Just one pound this week. I wonder if that was a "plateau". I guess we'll see. All in all, I'm pretty happy that I survived the week, considering I was out of town for two days at a conference. I ordered room service in the hotel and there were some unexpected french fries on my plate. I have prided myself in strong willpower over the past month, but that was a little too much temptation. I ate half the fries. I stayed within my "points" for the week, but I may have slowed the weight loss a little with those delicious fries. This weekend, I'm off to Key West for a bachelor party so I'm anticipating another slow week. Blame it on the beer.

Age of Love
Did anybody watch this show? It ended last night. It was a very predictable ending, since the guy had to choose between and 48 year old and a 25 year old. (He is 30). Throughout the whole show, I've been telling Mrs. U that there was a much better way to do it. They pitted a bunch of 40-somethings against a bunch of 20-somethings. They should have made it a bunch of 40-somethings against a bunch of 19, 20 and 21 year olds. That would have made his decision much more difficult than it was.

Baby Talk
The baby is picking up a lot of language lately. He attempts many words and mimics our own words. Right now, he's really into learning and saying animal names.
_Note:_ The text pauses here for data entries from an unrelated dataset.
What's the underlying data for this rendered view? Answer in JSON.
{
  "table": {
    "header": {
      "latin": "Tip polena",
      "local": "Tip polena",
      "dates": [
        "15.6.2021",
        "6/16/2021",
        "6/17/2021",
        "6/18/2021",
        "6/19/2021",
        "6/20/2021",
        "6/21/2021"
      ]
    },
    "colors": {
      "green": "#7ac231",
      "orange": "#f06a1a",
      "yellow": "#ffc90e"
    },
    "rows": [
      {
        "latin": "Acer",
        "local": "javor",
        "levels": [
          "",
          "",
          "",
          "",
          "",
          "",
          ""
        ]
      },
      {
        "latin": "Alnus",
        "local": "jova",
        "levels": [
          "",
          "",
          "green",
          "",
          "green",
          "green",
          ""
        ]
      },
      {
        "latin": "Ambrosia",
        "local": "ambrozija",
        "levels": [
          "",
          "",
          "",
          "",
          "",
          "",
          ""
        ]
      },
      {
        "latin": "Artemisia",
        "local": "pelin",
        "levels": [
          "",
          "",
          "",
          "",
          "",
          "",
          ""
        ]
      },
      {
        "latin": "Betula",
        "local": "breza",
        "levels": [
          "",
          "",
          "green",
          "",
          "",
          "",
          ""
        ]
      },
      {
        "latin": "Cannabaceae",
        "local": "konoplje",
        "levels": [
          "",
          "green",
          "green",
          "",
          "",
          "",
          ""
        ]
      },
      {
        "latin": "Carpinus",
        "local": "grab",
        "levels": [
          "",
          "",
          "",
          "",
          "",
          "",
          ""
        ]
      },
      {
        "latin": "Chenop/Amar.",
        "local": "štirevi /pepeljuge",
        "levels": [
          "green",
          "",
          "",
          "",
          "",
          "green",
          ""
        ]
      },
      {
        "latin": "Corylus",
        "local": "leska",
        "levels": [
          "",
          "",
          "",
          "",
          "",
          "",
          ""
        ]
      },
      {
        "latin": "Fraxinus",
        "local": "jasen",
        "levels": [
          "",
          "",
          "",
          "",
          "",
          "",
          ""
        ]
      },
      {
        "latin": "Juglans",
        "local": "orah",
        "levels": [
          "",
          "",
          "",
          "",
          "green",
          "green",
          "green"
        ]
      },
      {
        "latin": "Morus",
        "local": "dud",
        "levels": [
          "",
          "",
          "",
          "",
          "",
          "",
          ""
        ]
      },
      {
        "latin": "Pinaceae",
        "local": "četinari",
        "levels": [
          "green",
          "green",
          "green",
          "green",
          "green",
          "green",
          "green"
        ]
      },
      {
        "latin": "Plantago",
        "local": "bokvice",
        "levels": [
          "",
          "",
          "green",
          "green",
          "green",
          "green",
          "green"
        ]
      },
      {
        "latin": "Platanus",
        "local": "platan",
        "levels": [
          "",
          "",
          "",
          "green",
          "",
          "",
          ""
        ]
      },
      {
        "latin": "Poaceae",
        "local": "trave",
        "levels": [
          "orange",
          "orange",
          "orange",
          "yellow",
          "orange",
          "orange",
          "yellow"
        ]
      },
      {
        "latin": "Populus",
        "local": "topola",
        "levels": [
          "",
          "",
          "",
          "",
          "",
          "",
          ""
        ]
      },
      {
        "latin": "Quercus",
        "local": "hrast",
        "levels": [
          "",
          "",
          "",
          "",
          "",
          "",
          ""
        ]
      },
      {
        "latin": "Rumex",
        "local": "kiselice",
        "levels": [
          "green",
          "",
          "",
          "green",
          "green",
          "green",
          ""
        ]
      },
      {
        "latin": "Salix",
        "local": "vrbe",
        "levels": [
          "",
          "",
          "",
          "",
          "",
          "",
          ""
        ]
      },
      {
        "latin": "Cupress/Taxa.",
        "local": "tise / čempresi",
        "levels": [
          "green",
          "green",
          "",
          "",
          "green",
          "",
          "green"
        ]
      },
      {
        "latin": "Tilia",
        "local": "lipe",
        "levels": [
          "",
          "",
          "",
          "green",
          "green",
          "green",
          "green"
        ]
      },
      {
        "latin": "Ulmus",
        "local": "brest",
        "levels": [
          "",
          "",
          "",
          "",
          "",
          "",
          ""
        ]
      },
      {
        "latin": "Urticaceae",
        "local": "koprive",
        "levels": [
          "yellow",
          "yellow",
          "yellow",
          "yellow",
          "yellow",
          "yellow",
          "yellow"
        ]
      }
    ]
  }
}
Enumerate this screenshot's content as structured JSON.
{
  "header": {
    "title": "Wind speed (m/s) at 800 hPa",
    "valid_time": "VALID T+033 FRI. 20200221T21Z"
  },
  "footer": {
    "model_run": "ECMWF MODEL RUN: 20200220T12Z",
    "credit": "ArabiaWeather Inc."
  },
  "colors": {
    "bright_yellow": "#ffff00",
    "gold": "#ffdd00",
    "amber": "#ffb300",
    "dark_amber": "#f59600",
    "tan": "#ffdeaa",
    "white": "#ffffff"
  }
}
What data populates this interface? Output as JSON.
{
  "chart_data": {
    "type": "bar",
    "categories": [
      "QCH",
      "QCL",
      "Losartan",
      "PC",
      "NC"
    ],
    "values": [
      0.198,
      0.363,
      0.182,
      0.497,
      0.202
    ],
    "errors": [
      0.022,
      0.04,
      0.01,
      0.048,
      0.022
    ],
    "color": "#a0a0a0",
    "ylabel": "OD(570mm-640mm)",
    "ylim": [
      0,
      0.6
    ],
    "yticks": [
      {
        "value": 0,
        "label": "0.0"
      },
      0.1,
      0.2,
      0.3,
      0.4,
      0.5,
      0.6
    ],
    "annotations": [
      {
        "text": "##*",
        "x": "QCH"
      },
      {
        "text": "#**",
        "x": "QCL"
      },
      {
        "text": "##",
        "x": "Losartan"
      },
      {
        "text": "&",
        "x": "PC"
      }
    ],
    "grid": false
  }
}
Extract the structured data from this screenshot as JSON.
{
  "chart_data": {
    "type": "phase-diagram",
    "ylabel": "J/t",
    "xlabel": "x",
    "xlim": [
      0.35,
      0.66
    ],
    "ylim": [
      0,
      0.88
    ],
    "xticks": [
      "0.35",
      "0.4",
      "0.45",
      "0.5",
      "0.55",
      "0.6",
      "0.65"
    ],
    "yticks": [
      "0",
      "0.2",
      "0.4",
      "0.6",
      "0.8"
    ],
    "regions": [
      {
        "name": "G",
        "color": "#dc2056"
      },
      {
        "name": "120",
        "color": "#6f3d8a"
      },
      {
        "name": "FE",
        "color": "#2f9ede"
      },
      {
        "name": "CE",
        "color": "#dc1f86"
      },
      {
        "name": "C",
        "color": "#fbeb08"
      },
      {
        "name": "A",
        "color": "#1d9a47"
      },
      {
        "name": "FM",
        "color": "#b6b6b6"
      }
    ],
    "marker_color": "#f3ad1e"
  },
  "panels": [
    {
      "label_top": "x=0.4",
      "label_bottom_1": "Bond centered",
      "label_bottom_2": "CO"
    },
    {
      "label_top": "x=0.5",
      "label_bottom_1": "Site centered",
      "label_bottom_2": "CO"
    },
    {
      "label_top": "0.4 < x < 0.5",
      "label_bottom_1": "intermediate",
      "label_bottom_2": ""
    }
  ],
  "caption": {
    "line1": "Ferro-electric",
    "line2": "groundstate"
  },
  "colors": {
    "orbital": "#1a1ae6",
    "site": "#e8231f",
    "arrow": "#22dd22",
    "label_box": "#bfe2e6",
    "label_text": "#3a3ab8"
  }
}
Also, he had his first haircut on Sunday. He now looks more like a little boy than a baby. This is good, because I'm ready for him to be a little boy (since I'm not a big fan of babies).

Wednesday, August 01, 2007

Frank


Tuesday, July 31, 2007

Baby Frank

Welcome to the world, Frank.

Born at 2:53am. 7 lbs, 12 oz. His father says he has a big head (more evidence that he has Dad's genes). 19 inches long.

Mom and baby both doing great.

I will post a photo tomorrow morning, assuming they're able to get one to me.